Cep telefonundan sosyal medyada 'Ankara'da uçaklar alçaktan uçuş yapıyor', 'Boğaziçi Köprüsü askerler tarafından kapatıldı' haberlerini görüp komutanı Çamur'a ilettiğini iddia eden Baksı, Çamur'un 'Biz kendi işimize bakalım' dediğini iddia etti.

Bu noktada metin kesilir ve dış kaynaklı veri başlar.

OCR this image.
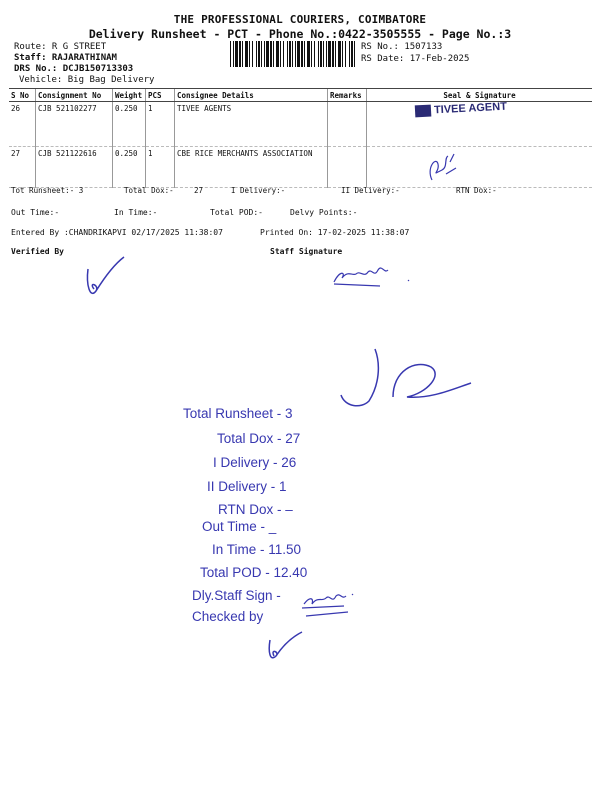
THE PROFESSIONAL COURIERS, COIMBATORE
Delivery Runsheet - PCT - Phone No.:0422-3505555 - Page No.:3
Route: R G STREET
Staff: RAJARATHINAM
DRS No.: DCJB150713303
Vehicle: Big Bag Delivery
RS No.: 1507133
RS Date: 17-Feb-2025
S No	Consignment No	Weight	PCS	Consignee Details	Remarks	Seal & Signature
26	CJB 521102277	0.250	1	TIVEE AGENTS		
27	CJB 521122616	0.250	1	CBE RICE MERCHANTS ASSOCIATION		
TIVEE AGENT
Tot Runsheet:- 3	Total Dox:-	27	I Delivery:-	II Delivery:-	RTN Dox:-
Out Time:-	In Time:-	Total POD:-	Delvy Points:-
Entered By :CHANDRIKAPVI 02/17/2025 11:38:07	Printed On: 17-02-2025 11:38:07
Verified By	Staff Signature
Total Runsheet - 3
Total Dox - 27
I Delivery - 26
II Delivery - 1
RTN Dox - –
Out Time - _
In Time - 11.50
Total POD - 12.40
Dly.Staff Sign -
Checked by
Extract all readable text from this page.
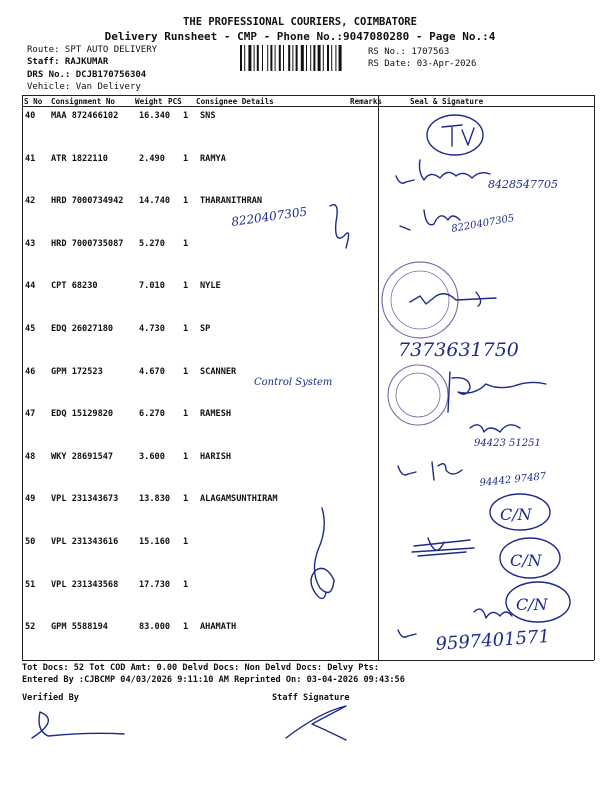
THE PROFESSIONAL COURIERS, COIMBATORE
Delivery Runsheet - CMP - Phone No.:9047080280 - Page No.:4
Route: SPT AUTO DELIVERY
Staff: RAJKUMAR
DRS No.: DCJB170756304
Vehicle: Van Delivery
RS No.: 1707563
RS Date: 03-Apr-2026
S No Consignment No	Weight PCS Consignee Details	Remarks	Seal & Signature
40 MAA 872466102 16.340 1 SNS
41 ATR 1822110	2.490 1 RAMYA
42 HRD 7000734942 14.740 1 THARANITHRAN
43 HRD 7000735087 5.270 1
44 CPT 68230	7.010 1 NYLE
45 EDQ 26027180	4.730 1 SP
46 GPM 172523	4.670 1 SCANNER
47 EDQ 15129820	6.270 1 RAMESH
48 WKY 28691547	3.600 1 HARISH
49 VPL 231343673 13.830 1 ALAGAMSUNTHIRAM
50 VPL 231343616 15.160 1
51 VPL 231343568 17.730 1
52 GPM 5588194	83.000 1 AHAMATH
8428547705
8220407305	8220407305
7373631750
Control System
94423 51251
94442 97487
C/N
C/N
C/N
9597401571
Tot Docs: 52 Tot COD Amt: 0.00 Delvd Docs: Non Delvd Docs: Delvy Pts:
Entered By :CJBCMP 04/03/2026 9:11:10 AM Reprinted On: 03-04-2026 09:43:56
Verified By	Staff Signature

Karargahta Binbaşı Oğuz Pehlivanlı'nın elinde 'Sıkıyönetim Direktifi' yazılı kağıtlar gördüğünü ifade eden Baksı, "Kağıtta Tuğamiral Yaşar Çamur'un Güney Deniz Saha Komutanlığı görevine atandığı yazıyordu. Çamur'u arayıp bilgi verdim ancak kendisi bana, 'Kaynak teyit edilmedikçe beni rahatsız etmeyin.' dedi. Sonra askeriyede haberleşmek için kullanılan 'J-Chat' adlı programdan saat 03.00'da 'Açıkta bulunan tüm gemiler limana dönsün' emri geldi. Sonra yine aynı programdan saat 05.00 gibi 'Limanda hiçbir gemi kalmasın' şeklinde mesaj geldi. Gece bu bilgilerin kaynağının doğruluğunu teyit etmeye çalıştık." diye konuştu.
Darbe girişiminin ertesi sabahı saat 08.00'da 'J-Chat'ten bu kez 'Deniz Kuvvetleri Komutanı Orgeneral Bülent Bostanoğlu emir ve komutası altındadır. Açıkta bulunan gemiler geri dönecektir' yönünde mesaj geldiğini ve gemilerin limana geri döndüğü iddiasında bulunan Baksı, telefonunda tespit edilen ByLock uygulamasından da haberi olmadığını ve kullanmadığını savundu.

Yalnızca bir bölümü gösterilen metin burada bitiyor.